Secretary of Defense Chuck Hagel and his top officers chose this as the site to commemorate the shooting deaths on Monday at the Navy Yard, the Navy's oldest shore-based facility located across town in Southeast D.C. Hagel and Joint Chiefs Chairman Army Gen. Martin Dempsey laid a wreath by the statue on a crisp fall morning, as a lone trumpeter in Navy whites played taps.
They were joined by Joint Chiefs Vice Chairman Adm. James Winnefeld, Navy Secretary Ray Mabus and Chief of Naval Operations Adm. Jonathan Greenert, whose residence is at the Navy Yard.
D.C. Mayor Vincent Gray and members of the D.C. police force were also in attendance, along with a group of military officers.
None of the officials gave remarks during the approximately 2-minute ceremony.
The shooting on Monday was reportedly carried out by Aaron Alexis, a contractor at the Navy Yard and former enlisted Navy sailor. The attack reverberated throughout the military, prompting increased security at nearby bases, including Joint Base Bolling-Andrews.
Most top Air Force officials, including Acting Secretary Eric Fanning, were congregated at the annual Air and Space Conference across the Anacostia River in National Harbor, Md., on Monday. News of the shooting, investigation and security situation dampened what is usually an enthusiastic and energetic conference.

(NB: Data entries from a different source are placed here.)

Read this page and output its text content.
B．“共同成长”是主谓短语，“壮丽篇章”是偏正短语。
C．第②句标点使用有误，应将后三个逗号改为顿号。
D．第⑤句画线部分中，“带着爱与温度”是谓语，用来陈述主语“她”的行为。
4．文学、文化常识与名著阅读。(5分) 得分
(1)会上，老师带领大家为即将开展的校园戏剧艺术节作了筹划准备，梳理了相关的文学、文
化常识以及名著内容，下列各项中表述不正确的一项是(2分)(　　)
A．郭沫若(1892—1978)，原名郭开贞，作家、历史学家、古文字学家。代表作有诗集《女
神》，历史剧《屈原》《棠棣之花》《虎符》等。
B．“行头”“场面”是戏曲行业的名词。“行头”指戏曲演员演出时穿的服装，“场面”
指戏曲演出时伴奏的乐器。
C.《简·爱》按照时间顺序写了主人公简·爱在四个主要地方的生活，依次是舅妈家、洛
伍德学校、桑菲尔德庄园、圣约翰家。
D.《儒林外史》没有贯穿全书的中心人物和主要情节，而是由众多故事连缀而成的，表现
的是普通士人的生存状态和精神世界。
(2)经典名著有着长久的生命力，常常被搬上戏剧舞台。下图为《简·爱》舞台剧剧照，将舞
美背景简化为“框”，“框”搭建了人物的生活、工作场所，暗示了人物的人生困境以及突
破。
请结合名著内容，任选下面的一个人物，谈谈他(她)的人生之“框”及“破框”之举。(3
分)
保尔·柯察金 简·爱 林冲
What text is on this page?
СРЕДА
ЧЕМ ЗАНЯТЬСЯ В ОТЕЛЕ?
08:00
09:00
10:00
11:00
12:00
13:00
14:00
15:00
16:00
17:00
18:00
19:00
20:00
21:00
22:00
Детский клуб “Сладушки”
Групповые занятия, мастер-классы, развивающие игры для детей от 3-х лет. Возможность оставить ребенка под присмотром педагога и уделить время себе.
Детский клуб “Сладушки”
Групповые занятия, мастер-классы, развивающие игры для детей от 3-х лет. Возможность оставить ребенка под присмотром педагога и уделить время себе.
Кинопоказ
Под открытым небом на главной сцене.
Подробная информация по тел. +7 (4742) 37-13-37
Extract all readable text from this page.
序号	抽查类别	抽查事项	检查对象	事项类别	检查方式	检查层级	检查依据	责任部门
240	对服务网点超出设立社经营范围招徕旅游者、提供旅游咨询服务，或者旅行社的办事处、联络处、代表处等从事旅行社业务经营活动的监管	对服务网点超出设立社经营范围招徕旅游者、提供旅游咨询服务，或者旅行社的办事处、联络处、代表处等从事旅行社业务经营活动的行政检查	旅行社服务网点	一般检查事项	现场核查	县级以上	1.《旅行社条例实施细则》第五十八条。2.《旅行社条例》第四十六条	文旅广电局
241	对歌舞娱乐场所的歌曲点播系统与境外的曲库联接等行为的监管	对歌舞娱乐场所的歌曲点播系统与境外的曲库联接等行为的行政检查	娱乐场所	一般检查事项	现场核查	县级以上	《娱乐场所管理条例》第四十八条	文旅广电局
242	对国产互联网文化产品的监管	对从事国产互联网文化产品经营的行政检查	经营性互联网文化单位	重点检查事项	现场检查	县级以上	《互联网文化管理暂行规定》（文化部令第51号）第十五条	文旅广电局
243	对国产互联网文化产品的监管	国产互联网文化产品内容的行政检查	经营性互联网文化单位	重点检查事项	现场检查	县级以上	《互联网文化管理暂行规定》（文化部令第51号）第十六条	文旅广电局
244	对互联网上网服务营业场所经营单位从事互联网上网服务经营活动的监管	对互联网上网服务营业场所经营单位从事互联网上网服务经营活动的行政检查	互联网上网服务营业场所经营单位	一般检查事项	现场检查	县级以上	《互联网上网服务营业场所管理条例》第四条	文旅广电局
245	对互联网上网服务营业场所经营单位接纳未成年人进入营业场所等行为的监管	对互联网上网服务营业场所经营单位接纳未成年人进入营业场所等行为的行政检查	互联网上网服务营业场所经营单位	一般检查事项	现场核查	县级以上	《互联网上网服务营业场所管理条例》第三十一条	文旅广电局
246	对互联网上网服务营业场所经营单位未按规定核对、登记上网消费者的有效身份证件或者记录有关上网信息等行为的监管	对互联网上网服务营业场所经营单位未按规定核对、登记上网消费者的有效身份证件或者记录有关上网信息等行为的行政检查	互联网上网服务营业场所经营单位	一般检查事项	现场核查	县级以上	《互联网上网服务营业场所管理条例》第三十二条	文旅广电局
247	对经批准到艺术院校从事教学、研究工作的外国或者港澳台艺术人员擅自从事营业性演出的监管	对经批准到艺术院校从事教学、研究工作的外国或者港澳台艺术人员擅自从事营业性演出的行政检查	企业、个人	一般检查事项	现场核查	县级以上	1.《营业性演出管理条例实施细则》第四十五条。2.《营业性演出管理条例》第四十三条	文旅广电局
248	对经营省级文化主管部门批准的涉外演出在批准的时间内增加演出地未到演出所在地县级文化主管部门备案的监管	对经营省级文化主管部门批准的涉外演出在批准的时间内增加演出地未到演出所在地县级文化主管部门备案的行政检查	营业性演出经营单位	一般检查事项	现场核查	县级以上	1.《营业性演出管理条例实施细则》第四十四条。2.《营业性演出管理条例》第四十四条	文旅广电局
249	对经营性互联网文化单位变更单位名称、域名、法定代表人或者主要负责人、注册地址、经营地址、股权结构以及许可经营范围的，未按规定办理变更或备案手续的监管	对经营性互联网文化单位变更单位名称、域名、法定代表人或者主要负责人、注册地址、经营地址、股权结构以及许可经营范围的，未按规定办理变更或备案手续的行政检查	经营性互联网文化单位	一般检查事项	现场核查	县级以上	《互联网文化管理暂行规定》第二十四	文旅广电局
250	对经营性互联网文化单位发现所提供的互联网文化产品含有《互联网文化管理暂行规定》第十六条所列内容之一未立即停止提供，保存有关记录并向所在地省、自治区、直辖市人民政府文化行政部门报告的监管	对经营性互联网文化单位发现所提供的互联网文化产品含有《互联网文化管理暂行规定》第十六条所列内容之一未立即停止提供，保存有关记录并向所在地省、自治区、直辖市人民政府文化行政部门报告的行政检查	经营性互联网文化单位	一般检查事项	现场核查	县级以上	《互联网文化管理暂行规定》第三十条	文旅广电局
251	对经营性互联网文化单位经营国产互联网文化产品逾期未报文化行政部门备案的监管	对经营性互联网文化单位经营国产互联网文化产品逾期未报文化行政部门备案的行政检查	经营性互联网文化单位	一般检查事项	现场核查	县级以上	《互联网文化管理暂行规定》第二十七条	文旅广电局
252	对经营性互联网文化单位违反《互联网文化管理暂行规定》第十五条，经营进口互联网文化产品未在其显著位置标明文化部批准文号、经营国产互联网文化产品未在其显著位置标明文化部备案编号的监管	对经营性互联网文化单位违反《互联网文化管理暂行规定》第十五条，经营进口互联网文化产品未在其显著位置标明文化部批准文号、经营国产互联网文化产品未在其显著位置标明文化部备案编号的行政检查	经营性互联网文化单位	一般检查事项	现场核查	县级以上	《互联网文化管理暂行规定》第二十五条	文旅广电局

A Defense official confirmed Tuesday morning that the security status at the Pentagon was back to normal. Employees there, however, anecdotally noted a few more Pentagon Force Protection Agency officers than usual.
Mabus was visibly shaken as he spoke from the MedStar Washington Hospital Center late Monday, where three victims of the shooting were taken for treatment.
"The Navy family today suffered a horrific attack. And we are a family," he said. "The civilians that work in the Navy and do the critical work that has to be done suffered just a stunning and horrific blow today."
The Navy secretary, flanked by Greenert and Assistant Navy Secretary Sean Stackley, said all of the Navy employee victims were "secretary designees," and could be transferred to Walter Reed Army Medical Center if they needed further treatment.
The Navy had already begun deploying grief counselors for returning employees at the Navy Yard, he said, as well as organizing employees' personal belongings in what has subsequently become a crime scene.
Former Defense Secretary Leon Panetta, who retired earlier this year, issued a statement Monday night.
"My deepest condolences go out to entire Department of Defense community on the tragic events that unfolded today at the Navy Yard," he said. "Tonight, Sylvia and I will keep in our prayers the service members, civilians, and their loved ones who were impacted by this senseless violence. May God bless the souls of the fallen and heal those who are recovering."